ROOM#42 combines the “stress-testing” aspect with a training tool, by enabling people to put their skills and expertise into practice in a simulated environment. It’s an all-round experience from theory to practise and back.
Lessons learned after 4 years of operation
Observing the behaviour of the participants enabled the generation of many useful statistics about weaknesses and gaps in cyber maturity, with the aim to raise awareness and competence amongst organisations.
Knowledge gathered during the sessions conducted over the past four years (2018-2021) resulted in the following statistics – categorised following the major exercise topics:
- Ransomware:
- 85% of participants took over 15 minutes to react,
- 60% of countermeasures were insufficient,
- 40% of participants paid the ransom.
- Fake news: 65% of participants did not identify and reject fake news
- CERT: 70% of participants didn’t ask help from a local CERT (Computer Emergency Response Team)
- Crisis: 45% of participants didn’t create or activate a Crisis Team within their company
- Communication: 80% of participants missed to communicate internally
- Evidence: 95% of participants neglected to collect clear evidence about the incidents
The above-mentioned facts and figures show that training people, and all of them not only IT people, is essential in order to efficiently overcome a cyberattack.
The observations from the ROOM#42 have led to a simple conclusion: Only teams with “regular practice and training”, properly allocated skills and roles, as well as having set up a viable cyber-reaction framework (even a very simple one), can quickly and drastically reduce the impact of an incident or crisis.

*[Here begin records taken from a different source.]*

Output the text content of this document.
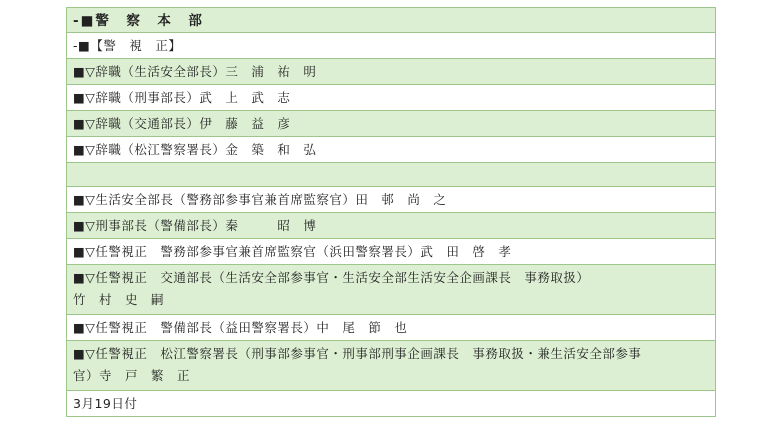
-■警　察　本　部
-■【警　視　正】
■▽辞職（生活安全部長）三　浦　祐　明
■▽辞職（刑事部長）武　上　武　志
■▽辞職（交通部長）伊　藤　益　彦
■▽辞職（松江警察署長）金　築　和　弘
■▽生活安全部長（警務部参事官兼首席監察官）田　邨　尚　之
■▽刑事部長（警備部長）秦　　　昭　博
■▽任警視正　警務部参事官兼首席監察官（浜田警察署長）武　田　啓　孝
■▽任警視正　交通部長（生活安全部参事官・生活安全部生活安全企画課長　事務取扱）
竹　村　史　嗣
■▽任警視正　警備部長（益田警察署長）中　尾　節　也
■▽任警視正　松江警察署長（刑事部参事官・刑事部刑事企画課長　事務取扱・兼生活安全部参事
官）寺　戸　繁　正
3月19日付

ROOM#42 outcomes allowed to draw and distribute the key points of good practice in crisis management
- Trigger
Ability to detect an incident, understand it and activate the “crisis” mode.
- Scope
To set a guideline for crisis management by knowing the current “degraded” situation and the desired “minimum vital” situation.
- Priority
What needs to be saved first.
- Timeline
Drafting of a logbook listing all events, incidents and actions throughout the crisis situation
- Impact
What are the legal, financial, reputational & operational impacts? (Do not only focus on technical aspects.)
- Action
Plan, set priorities, evaluate costs, define responsibilities and deadlines.
- Team
Chaos comes with chaos. When an IT system has already been weakened by a cyberattack, cybercriminals often take that opportunity to attempt another one. Remain vigilant. Only as a team one can achieve resilience and cyber vigilance.
- The end
Getting out of a crisis is the most complicated decision to make. ROOM#42 helps participants reach that step of the process – and most importantly, to officialise the end of the attack.
“The crisis is over!” – needs to be stated officially at a certain point of time.